Below is a link to an eye opening article on where our economy is goning:

With pot and porn outstripping corn, America's black economy is flying high

http://www.guardian.co.uk/usa/story/0,12271,947880,00.html

 
 austbounty
 
posted on May 2, 2003 10:19:15 AM new
Ironic that capitalism is bringing about the more equitable global distribution of wealth.

It sounds clear hear that the lower classes, domestically, are consistently realising little or negative growth, but how are the blokes at the top?
It sounds like some of the proletariat are getting the picture.

Perhaps now that the world oil supplies are under ‘friendly’ control, fuel prices will drop and generate some local new petrol-guzl’n vehicle manufacture. Let’s hope those blokes at the top don’t help those commies to make cheap/fuel efficient little cars and suck in local consumers into increasing our foreign debt.
Let’s hope the blokes at the top are patriotic enough to keep the profits for us instead of the others.
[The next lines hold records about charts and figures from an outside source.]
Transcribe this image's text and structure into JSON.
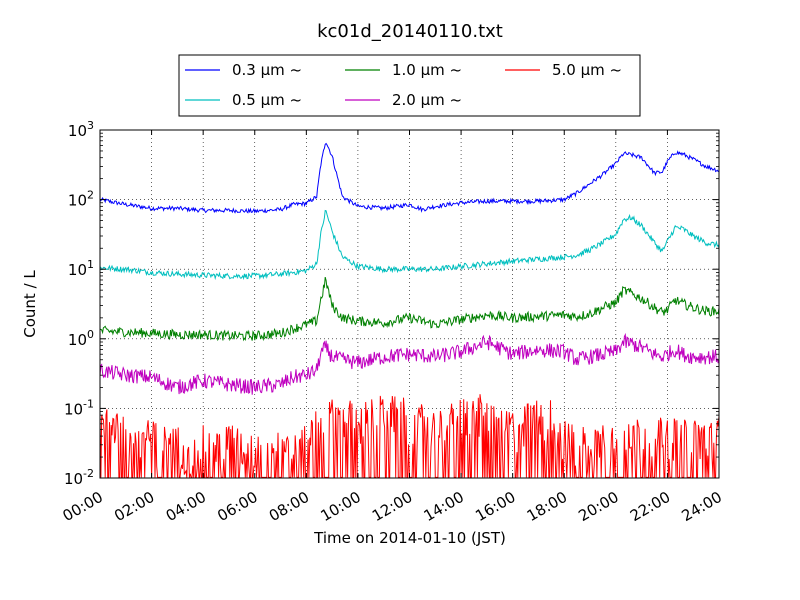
{
  "chart_data": {
    "type": "line",
    "title": "kc01d_20140110.txt",
    "xlabel": "Time on 2014-01-10 (JST)",
    "ylabel": "Count / L",
    "yscale": "log",
    "ylim": [
      0.01,
      1000
    ],
    "xlim": [
      "00:00",
      "24:00"
    ],
    "x_ticks": [
      "00:00",
      "02:00",
      "04:00",
      "06:00",
      "08:00",
      "10:00",
      "12:00",
      "14:00",
      "16:00",
      "18:00",
      "20:00",
      "22:00",
      "24:00"
    ],
    "y_ticks": [
      {
        "base": "10",
        "exp": "-2"
      },
      {
        "base": "10",
        "exp": "-1"
      },
      {
        "base": "10",
        "exp": "0"
      },
      {
        "base": "10",
        "exp": "1"
      },
      {
        "base": "10",
        "exp": "2"
      },
      {
        "base": "10",
        "exp": "3"
      }
    ],
    "grid": true,
    "legend_position": "top-center",
    "series": [
      {
        "name": "0.3 μm ~",
        "color": "#0000ff",
        "x_hours": [
          0,
          1,
          2,
          3,
          4,
          5,
          6,
          7,
          7.5,
          8,
          8.4,
          8.55,
          8.75,
          9.0,
          9.4,
          10,
          11,
          12,
          12.5,
          13,
          14,
          15,
          16,
          17,
          18,
          18.5,
          19,
          19.5,
          20,
          20.3,
          20.6,
          21,
          21.5,
          21.8,
          22,
          22.3,
          22.6,
          23,
          23.5,
          24
        ],
        "y_values": [
          100,
          85,
          75,
          75,
          70,
          70,
          68,
          72,
          85,
          88,
          110,
          300,
          700,
          420,
          110,
          80,
          75,
          85,
          72,
          80,
          90,
          95,
          95,
          95,
          100,
          125,
          170,
          230,
          330,
          460,
          440,
          400,
          240,
          250,
          350,
          480,
          450,
          380,
          300,
          260
        ]
      },
      {
        "name": "0.5 μm ~",
        "color": "#00bfbf",
        "x_hours": [
          0,
          1,
          2,
          3,
          4,
          5,
          6,
          7,
          7.5,
          8,
          8.4,
          8.55,
          8.75,
          9.0,
          9.4,
          10,
          11,
          12,
          13,
          14,
          15,
          16,
          17,
          18,
          18.5,
          19,
          19.5,
          20,
          20.3,
          20.6,
          21,
          21.5,
          21.8,
          22,
          22.3,
          22.6,
          23,
          23.5,
          24
        ],
        "y_values": [
          10.5,
          10,
          9,
          8.5,
          8.2,
          8,
          8,
          8.5,
          9,
          9.5,
          12,
          30,
          70,
          35,
          15,
          11,
          10,
          10,
          10,
          11,
          12,
          13,
          14,
          15,
          16,
          19,
          24,
          32,
          52,
          55,
          42,
          24,
          18,
          25,
          40,
          38,
          30,
          24,
          22
        ]
      },
      {
        "name": "1.0 μm ~",
        "color": "#008000",
        "x_hours": [
          0,
          1,
          2,
          3,
          4,
          5,
          6,
          7,
          7.5,
          8,
          8.4,
          8.55,
          8.75,
          9.0,
          9.4,
          10,
          11,
          12,
          13,
          14,
          15,
          16,
          17,
          18,
          18.5,
          19,
          19.5,
          20,
          20.3,
          20.6,
          21,
          21.5,
          21.8,
          22,
          22.3,
          22.6,
          23,
          23.5,
          24
        ],
        "y_values": [
          1.3,
          1.25,
          1.2,
          1.15,
          1.15,
          1.1,
          1.1,
          1.2,
          1.4,
          1.6,
          1.8,
          3.5,
          7,
          3,
          2,
          1.8,
          1.7,
          2.0,
          1.6,
          1.9,
          2.2,
          2.0,
          2.1,
          2.2,
          2.1,
          2.3,
          2.8,
          3.3,
          5,
          4.5,
          3.8,
          2.8,
          2.4,
          2.6,
          3.6,
          3.2,
          2.8,
          2.5,
          2.5
        ]
      },
      {
        "name": "2.0 μm ~",
        "color": "#bf00bf",
        "x_hours": [
          0,
          1,
          2,
          3,
          4,
          5,
          6,
          7,
          7.5,
          8,
          8.4,
          8.55,
          8.75,
          9.0,
          9.4,
          10,
          11,
          12,
          13,
          14,
          15,
          16,
          17,
          18,
          18.5,
          19,
          19.5,
          20,
          20.3,
          20.6,
          21,
          21.5,
          21.8,
          22,
          22.3,
          22.6,
          23,
          23.5,
          24
        ],
        "y_values": [
          0.35,
          0.3,
          0.28,
          0.2,
          0.25,
          0.22,
          0.2,
          0.22,
          0.28,
          0.3,
          0.35,
          0.6,
          0.75,
          0.55,
          0.5,
          0.45,
          0.55,
          0.6,
          0.55,
          0.65,
          0.9,
          0.6,
          0.7,
          0.65,
          0.5,
          0.55,
          0.6,
          0.65,
          0.9,
          0.85,
          0.75,
          0.6,
          0.55,
          0.6,
          0.7,
          0.6,
          0.55,
          0.55,
          0.55
        ]
      },
      {
        "name": "5.0 μm ~",
        "color": "#ff0000",
        "x_hours": [
          0,
          0.5,
          1,
          1.5,
          2,
          2.5,
          3,
          3.5,
          4,
          4.5,
          5,
          5.5,
          6,
          6.5,
          7,
          7.5,
          8,
          8.5,
          9,
          9.5,
          10,
          10.5,
          11,
          11.5,
          12,
          12.5,
          13,
          13.5,
          14,
          14.5,
          15,
          15.5,
          16,
          16.5,
          17,
          17.5,
          18,
          18.5,
          19,
          19.5,
          20,
          20.5,
          21,
          21.5,
          22,
          22.5,
          23,
          23.5,
          24
        ],
        "y_values": [
          0.04,
          0.05,
          0.035,
          0.03,
          0.03,
          0.025,
          0.025,
          0.02,
          0.025,
          0.02,
          0.03,
          0.02,
          0.02,
          0.02,
          0.02,
          0.02,
          0.025,
          0.05,
          0.06,
          0.06,
          0.055,
          0.06,
          0.07,
          0.065,
          0.06,
          0.05,
          0.04,
          0.05,
          0.06,
          0.08,
          0.06,
          0.05,
          0.04,
          0.05,
          0.06,
          0.06,
          0.03,
          0.025,
          0.025,
          0.03,
          0.03,
          0.04,
          0.03,
          0.03,
          0.035,
          0.03,
          0.03,
          0.03,
          0.035
        ]
      }
    ]
  }
}
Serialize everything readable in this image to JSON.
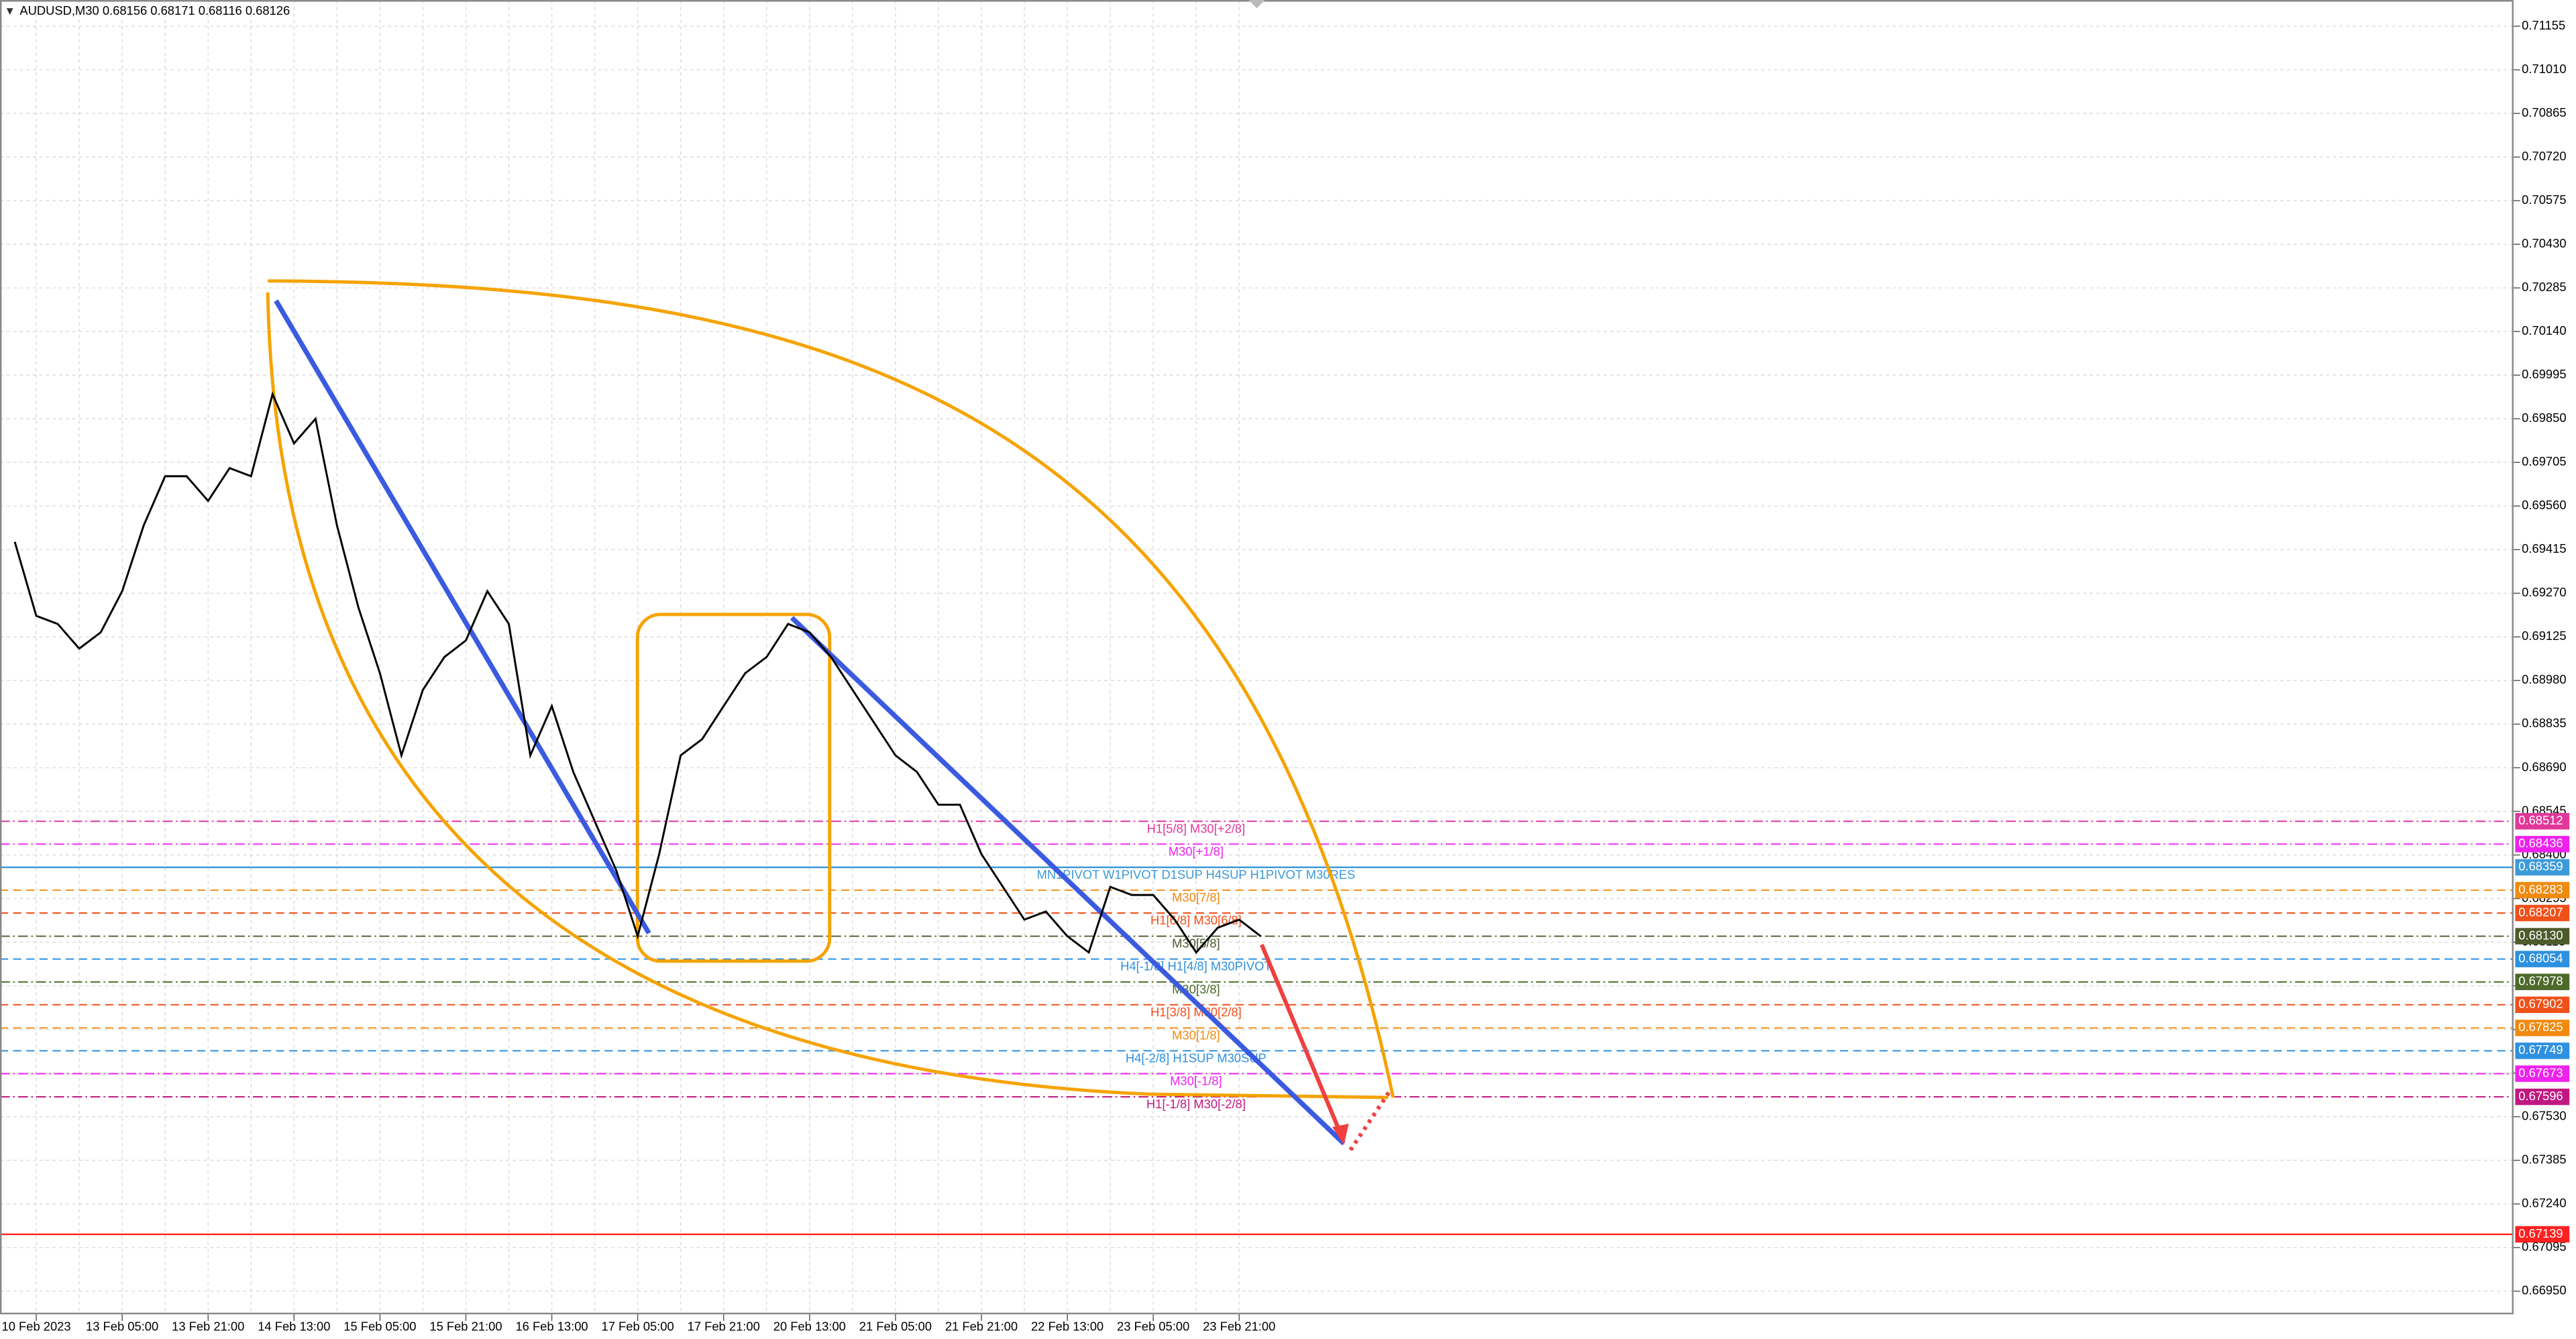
{
  "chart_data": {
    "type": "line",
    "title": "AUDUSD,M30  0.68156 0.68171 0.68116 0.68126",
    "categories": [
      null,
      "10 Feb 2023",
      null,
      null,
      null,
      "13 Feb 05:00",
      null,
      null,
      null,
      "13 Feb 21:00",
      null,
      null,
      null,
      "14 Feb 13:00",
      null,
      null,
      null,
      "15 Feb 05:00",
      null,
      null,
      null,
      "15 Feb 21:00",
      null,
      null,
      null,
      "16 Feb 13:00",
      null,
      null,
      null,
      "17 Feb 05:00",
      null,
      null,
      null,
      "17 Feb 21:00",
      null,
      null,
      null,
      "20 Feb 13:00",
      null,
      null,
      null,
      "21 Feb 05:00",
      null,
      null,
      null,
      "21 Feb 21:00",
      null,
      null,
      null,
      "22 Feb 13:00",
      null,
      null,
      null,
      "23 Feb 05:00",
      null,
      null,
      null,
      "23 Feb 21:00",
      null
    ],
    "series": [
      {
        "color": "#000000",
        "values": [
          0.69441,
          0.69195,
          0.69168,
          0.69086,
          0.6914,
          0.69277,
          0.69495,
          0.69659,
          0.69659,
          0.69577,
          0.69686,
          0.69659,
          0.69932,
          0.69768,
          0.6985,
          0.69495,
          0.69222,
          0.69004,
          0.68731,
          0.68949,
          0.69058,
          0.69113,
          0.69277,
          0.69168,
          0.68731,
          0.68895,
          0.68676,
          0.68512,
          0.68349,
          0.6813,
          0.68403,
          0.68731,
          0.68785,
          0.68895,
          0.69004,
          0.69058,
          0.69168,
          0.6914,
          0.69058,
          0.68949,
          0.6884,
          0.68731,
          0.68676,
          0.68567,
          0.68567,
          0.68403,
          0.68294,
          0.68185,
          0.68212,
          0.6813,
          0.68076,
          0.68294,
          0.68267,
          0.68267,
          0.68185,
          0.68076,
          0.68158,
          0.68185,
          0.6813
        ]
      }
    ],
    "ylim": [
      0.66873,
      0.71242
    ],
    "yticks": [
      0.71155,
      {
        "value": 0.7101,
        "label": "0.71010"
      },
      0.70865,
      {
        "value": 0.7072,
        "label": "0.70720"
      },
      0.70575,
      {
        "value": 0.7043,
        "label": "0.70430"
      },
      0.70285,
      {
        "value": 0.7014,
        "label": "0.70140"
      },
      0.69995,
      {
        "value": 0.6985,
        "label": "0.69850"
      },
      0.69705,
      {
        "value": 0.6956,
        "label": "0.69560"
      },
      0.69415,
      {
        "value": 0.6927,
        "label": "0.69270"
      },
      0.69125,
      {
        "value": 0.6898,
        "label": "0.68980"
      },
      0.68835,
      {
        "value": 0.6869,
        "label": "0.68690"
      },
      0.68545,
      {
        "value": 0.684,
        "label": "0.68400"
      },
      0.68255,
      {
        "value": 0.6811,
        "label": "0.68110"
      },
      0.67965,
      {
        "value": 0.6782,
        "label": "0.67820"
      },
      0.67675,
      {
        "value": 0.6753,
        "label": "0.67530"
      },
      0.67385,
      {
        "value": 0.6724,
        "label": "0.67240"
      },
      0.67095,
      {
        "value": 0.6695,
        "label": "0.66950"
      }
    ],
    "grid": true,
    "levels": [
      {
        "value": 0.68512,
        "label": "H1[5/8] M30[+2/8]",
        "color": "#e0389a",
        "style": "dashdot"
      },
      {
        "value": 0.68436,
        "label": "M30[+1/8]",
        "color": "#ee22ee",
        "style": "dashdot"
      },
      {
        "value": 0.68359,
        "label": "MN1PIVOT W1PIVOT D1SUP H4SUP H1PIVOT M30RES",
        "color": "#3d9ad8",
        "style": "solid"
      },
      {
        "value": 0.68283,
        "label": "M30[7/8]",
        "color": "#f08a10",
        "style": "dash"
      },
      {
        "value": 0.68207,
        "label": "H1[6/8] M30[6/8]",
        "color": "#f0501a",
        "style": "dash"
      },
      {
        "value": 0.6813,
        "value_label": "0.68130",
        "label": "M30[5/8]",
        "color": "#4d5a2a",
        "style": "dashdot"
      },
      {
        "value": 0.68054,
        "label": "H4[-1/8] H1[4/8] M30PIVOT",
        "color": "#2e90e0",
        "style": "dash"
      },
      {
        "value": 0.67978,
        "label": "M30[3/8]",
        "color": "#4d6a2a",
        "style": "dashdot"
      },
      {
        "value": 0.67902,
        "label": "H1[3/8] M30[2/8]",
        "color": "#f0501a",
        "style": "dash"
      },
      {
        "value": 0.67825,
        "label": "M30[1/8]",
        "color": "#f08a10",
        "style": "dash"
      },
      {
        "value": 0.67749,
        "label": "H4[-2/8] H1SUP M30SUP",
        "color": "#2e90e0",
        "style": "dash"
      },
      {
        "value": 0.67673,
        "label": "M30[-1/8]",
        "color": "#ee22ee",
        "style": "dashdot"
      },
      {
        "value": 0.67596,
        "label": "H1[-1/8] M30[-2/8]",
        "color": "#c01880",
        "style": "dashdot"
      },
      {
        "value": 0.67139,
        "color": "#ff2020",
        "style": "solid"
      }
    ]
  }
}
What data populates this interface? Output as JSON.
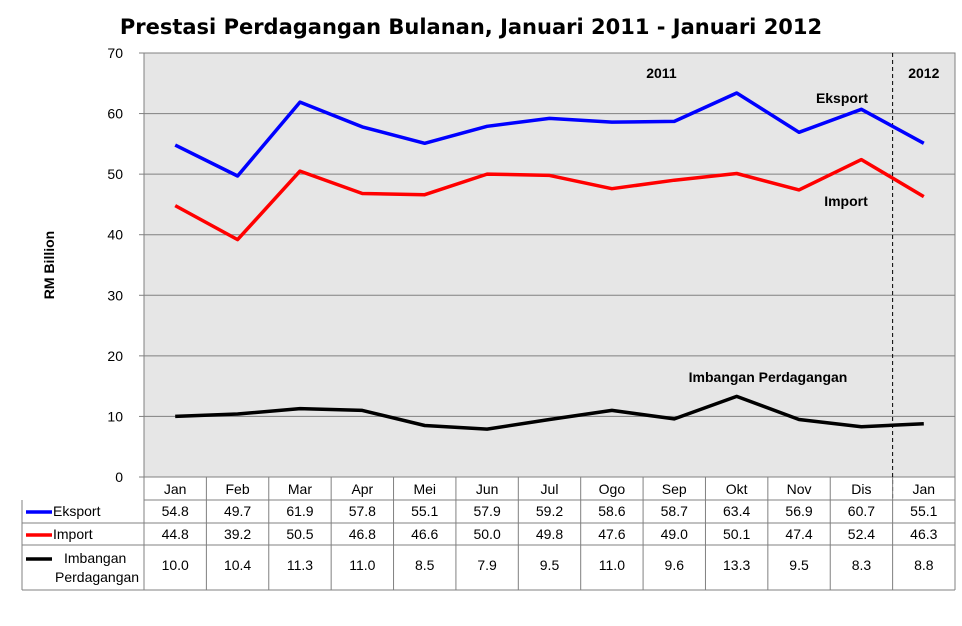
{
  "chart_data": {
    "type": "line",
    "title": "Prestasi Perdagangan Bulanan, Januari 2011 - Januari 2012",
    "ylabel": "RM Billion",
    "xlabel": "",
    "ylim": [
      0,
      70
    ],
    "yticks": [
      0,
      10,
      20,
      30,
      40,
      50,
      60,
      70
    ],
    "grid": true,
    "categories": [
      "Jan",
      "Feb",
      "Mar",
      "Apr",
      "Mei",
      "Jun",
      "Jul",
      "Ogo",
      "Sep",
      "Okt",
      "Nov",
      "Dis",
      "Jan"
    ],
    "period_labels": [
      "2011",
      "2012"
    ],
    "series": [
      {
        "key": "eksport",
        "name": "Eksport",
        "table_label": "Eksport",
        "color": "#0000ff",
        "values": [
          54.8,
          49.7,
          61.9,
          57.8,
          55.1,
          57.9,
          59.2,
          58.6,
          58.7,
          63.4,
          56.9,
          60.7,
          55.1
        ],
        "labels": [
          "54.8",
          "49.7",
          "61.9",
          "57.8",
          "55.1",
          "57.9",
          "59.2",
          "58.6",
          "58.7",
          "63.4",
          "56.9",
          "60.7",
          "55.1"
        ]
      },
      {
        "key": "import",
        "name": "Import",
        "table_label": "Import",
        "color": "#ff0000",
        "values": [
          44.8,
          39.2,
          50.5,
          46.8,
          46.6,
          50.0,
          49.8,
          47.6,
          49.0,
          50.1,
          47.4,
          52.4,
          46.3
        ],
        "labels": [
          "44.8",
          "39.2",
          "50.5",
          "46.8",
          "46.6",
          "50.0",
          "49.8",
          "47.6",
          "49.0",
          "50.1",
          "47.4",
          "52.4",
          "46.3"
        ]
      },
      {
        "key": "imbangan",
        "name": "Imbangan Perdagangan",
        "table_label": [
          "Imbangan",
          "Perdagangan"
        ],
        "color": "#000000",
        "values": [
          10.0,
          10.4,
          11.3,
          11.0,
          8.5,
          7.9,
          9.5,
          11.0,
          9.6,
          13.3,
          9.5,
          8.3,
          8.8
        ],
        "labels": [
          "10.0",
          "10.4",
          "11.3",
          "11.0",
          "8.5",
          "7.9",
          "9.5",
          "11.0",
          "9.6",
          "13.3",
          "9.5",
          "8.3",
          "8.8"
        ]
      }
    ]
  }
}
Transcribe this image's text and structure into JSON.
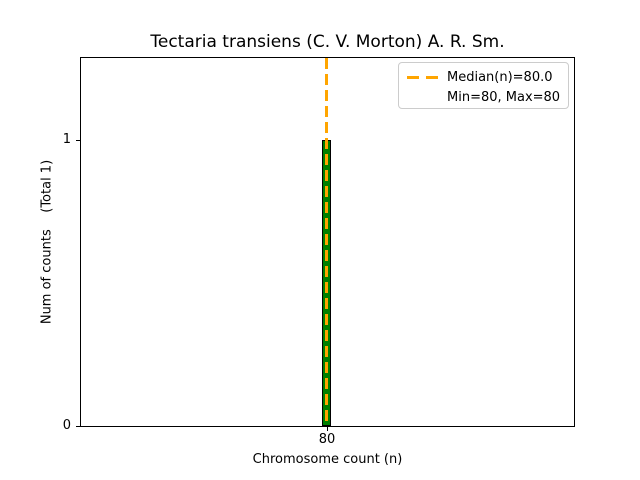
{
  "chart_data": {
    "type": "bar",
    "title": "Tectaria transiens (C. V. Morton) A. R. Sm.",
    "xlabel": "Chromosome count (n)",
    "ylabel": "Num of counts    (Total 1)",
    "categories": [
      80
    ],
    "values": [
      1
    ],
    "total_counts": 1,
    "x_tick_labels": [
      "80"
    ],
    "y_tick_labels": [
      "0",
      "1"
    ],
    "ylim": [
      0,
      1.29
    ],
    "median": 80.0,
    "min": 80,
    "max": 80,
    "grid": false,
    "legend_position": "upper right",
    "legend_items": [
      "Median(n)=80.0",
      "Min=80, Max=80"
    ],
    "colors": {
      "bar_fill": "#008000",
      "bar_edge": "#000000",
      "median_line": "#FFA500",
      "legend_border": "#cccccc",
      "text": "#000000",
      "background": "#ffffff"
    }
  }
}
nah! An oil magnate would share!
Oh Capitalism! freeeeeee, to do What Ever the market will bear.
AIN’T LIFE GRAND!


 
 neonmania
 
posted on May 2, 2003 11:20:49 AM new
Reamond - please forgive - I just had a convesation regarding this same subject last night with others that did not see the situation quite so clearly. Guess I was still in that "are people really this niave?" mode.

As for the porn industry - anyone who has ever lived in North Hollywood can tell you all about it. More porn is produced there than anywhere in the world - most of it in residential locations giving a whole new meaning to "girl next door"

Also, thanks to companies such as Hustler and their forray into retail, stores that specialize in adult entertainment are no longer hidden in the worst areas of town behind blackened windows but are now found in mainstream commuter heavy areas removing some of the stigma for middle america. You would be surprised to see how many of the "cruise crowd" return to their ships after a day in port in SD with a Hustler store bag among their arm load of new purchases.